B. running multiple-controller mode
> rayfed start --head --mode=multiple-controller --party=ALICE # node1, listening on 1.2.3.4:5555
> rayfed start --address="1.2.3.4:5555" --party=ALICE # node2, connecting to the node1
> rayfed start --head --mode=multiple-controller --party=BOB # node3, listening on 5.6.7.8:6666
> rayfed start --address="5.6.7.8:6666" --party=BOB # node4, connecting to the node3
And then, you run the following script in 2 clusters:
# main.py
fed.init(address="1.2.3.4:5555", xxx)
# nothing need to be changed in this job script.
# in node2
> python main.py --party=ALICE
# in node3
> python main.py --party=BOB
option 2
No need to add a new toolkit, but we should tell users that add some extra arguments when starting up the Ray cluster.
For example,
A. running single-controller mode
> ray start --head --resources={"_PARTY_ALICE", 9999} # node1, listening on 1.2.3.4:5555
> ray start --address="1.2.3.4:5555" --resources={"_PARTY_ALICE", 9999} # node2, connecting to the node1
> ray start --address="1.2.3.4:5555" --resources={"_PARTY_BOB", 9999} # node3, connecting to the node1
> ray start --address="1.2.3.4:5555" --resources={"_PARTY_BOB", 9999} # node4, connecting to the node1
And then, add the extra mode info when fed.init()
:
# main.py
fed.init(address="1.2.3.4:5555", mode="single-controller", xxx)
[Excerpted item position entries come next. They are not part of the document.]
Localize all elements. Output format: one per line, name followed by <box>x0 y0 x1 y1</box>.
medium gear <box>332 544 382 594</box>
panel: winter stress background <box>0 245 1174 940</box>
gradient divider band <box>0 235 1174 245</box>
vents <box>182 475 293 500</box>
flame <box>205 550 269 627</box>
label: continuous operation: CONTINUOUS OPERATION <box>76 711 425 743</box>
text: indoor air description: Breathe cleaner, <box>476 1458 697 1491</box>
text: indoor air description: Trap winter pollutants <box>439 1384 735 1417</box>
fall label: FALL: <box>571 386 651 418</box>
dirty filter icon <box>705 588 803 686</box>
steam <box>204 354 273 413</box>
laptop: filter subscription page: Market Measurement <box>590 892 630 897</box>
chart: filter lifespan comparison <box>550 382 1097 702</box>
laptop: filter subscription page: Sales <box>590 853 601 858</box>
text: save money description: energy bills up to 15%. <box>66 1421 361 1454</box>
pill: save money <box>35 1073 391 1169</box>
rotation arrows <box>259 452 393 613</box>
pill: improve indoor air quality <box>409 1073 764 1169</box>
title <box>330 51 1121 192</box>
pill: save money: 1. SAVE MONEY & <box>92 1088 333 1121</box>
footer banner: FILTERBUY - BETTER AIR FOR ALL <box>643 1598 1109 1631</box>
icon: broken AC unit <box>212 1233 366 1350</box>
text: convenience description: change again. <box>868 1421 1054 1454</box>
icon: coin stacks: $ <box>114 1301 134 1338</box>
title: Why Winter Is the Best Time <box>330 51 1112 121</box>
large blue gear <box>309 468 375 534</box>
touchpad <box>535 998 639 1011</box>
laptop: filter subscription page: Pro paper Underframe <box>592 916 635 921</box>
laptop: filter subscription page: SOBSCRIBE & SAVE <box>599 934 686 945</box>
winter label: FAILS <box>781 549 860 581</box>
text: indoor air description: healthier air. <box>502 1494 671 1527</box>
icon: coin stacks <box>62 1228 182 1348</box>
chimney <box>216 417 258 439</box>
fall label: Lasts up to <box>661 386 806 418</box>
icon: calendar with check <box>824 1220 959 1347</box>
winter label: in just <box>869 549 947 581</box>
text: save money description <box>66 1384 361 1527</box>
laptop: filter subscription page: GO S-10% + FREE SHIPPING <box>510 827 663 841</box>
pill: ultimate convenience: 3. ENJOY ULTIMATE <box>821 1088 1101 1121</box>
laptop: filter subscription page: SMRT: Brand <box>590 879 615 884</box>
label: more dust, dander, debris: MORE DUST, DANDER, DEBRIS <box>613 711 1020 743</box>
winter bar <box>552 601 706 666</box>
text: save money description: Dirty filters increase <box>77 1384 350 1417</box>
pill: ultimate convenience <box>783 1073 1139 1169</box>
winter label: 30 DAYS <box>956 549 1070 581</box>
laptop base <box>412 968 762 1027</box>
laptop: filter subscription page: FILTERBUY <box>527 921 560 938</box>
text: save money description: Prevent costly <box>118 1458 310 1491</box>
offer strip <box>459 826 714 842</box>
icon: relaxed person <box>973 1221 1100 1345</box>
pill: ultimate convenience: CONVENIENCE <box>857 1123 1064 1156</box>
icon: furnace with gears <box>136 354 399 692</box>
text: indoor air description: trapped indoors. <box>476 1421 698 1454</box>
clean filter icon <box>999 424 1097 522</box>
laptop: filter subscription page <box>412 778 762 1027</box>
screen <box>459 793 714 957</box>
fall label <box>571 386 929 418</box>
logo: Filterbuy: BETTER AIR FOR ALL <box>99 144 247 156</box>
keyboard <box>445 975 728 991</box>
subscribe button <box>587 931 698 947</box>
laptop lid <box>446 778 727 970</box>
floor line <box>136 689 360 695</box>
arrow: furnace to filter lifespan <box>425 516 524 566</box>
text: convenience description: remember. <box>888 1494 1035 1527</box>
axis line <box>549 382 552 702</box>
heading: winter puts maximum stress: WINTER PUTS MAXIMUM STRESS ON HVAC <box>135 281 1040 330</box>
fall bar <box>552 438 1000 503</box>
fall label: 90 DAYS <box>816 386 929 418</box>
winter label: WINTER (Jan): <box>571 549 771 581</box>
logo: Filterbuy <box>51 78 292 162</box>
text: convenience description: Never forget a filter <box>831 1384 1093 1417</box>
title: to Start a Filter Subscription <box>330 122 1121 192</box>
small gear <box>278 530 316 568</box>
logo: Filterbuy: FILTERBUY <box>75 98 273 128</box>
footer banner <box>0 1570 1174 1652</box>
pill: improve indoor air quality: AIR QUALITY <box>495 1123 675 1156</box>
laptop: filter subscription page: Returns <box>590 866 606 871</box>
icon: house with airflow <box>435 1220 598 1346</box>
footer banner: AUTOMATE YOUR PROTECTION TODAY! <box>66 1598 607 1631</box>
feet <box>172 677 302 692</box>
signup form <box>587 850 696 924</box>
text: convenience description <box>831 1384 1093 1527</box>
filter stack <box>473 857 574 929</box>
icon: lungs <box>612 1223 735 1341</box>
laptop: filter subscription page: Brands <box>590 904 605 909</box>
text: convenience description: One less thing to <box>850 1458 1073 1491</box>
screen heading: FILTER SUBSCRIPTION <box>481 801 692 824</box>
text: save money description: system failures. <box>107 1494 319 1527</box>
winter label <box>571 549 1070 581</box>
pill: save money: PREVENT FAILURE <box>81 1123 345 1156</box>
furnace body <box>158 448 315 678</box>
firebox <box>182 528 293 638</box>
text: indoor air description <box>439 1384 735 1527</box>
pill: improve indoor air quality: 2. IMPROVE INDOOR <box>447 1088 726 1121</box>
# Nothing need to be changed in this job script.
A. running multiple-controller mode
> ray start --head # node1, listening on 1.2.3.4:5555
> ray start --address="1.2.3.4:5555" # node2, connecting to the node1
> ray start --head # node3, listening on 5.6.7.8:6666
> ray start --address="5.6.7.8:6666" # node4, connecting to the node3
And then, add the extra mode info when fed.init()
(And we could ignore it if we provide a default value):
# main.py
fed.init(address="1.2.3.4:5555", mode="multiple-controller", xxx)
# Nothing need to be changed in this job script.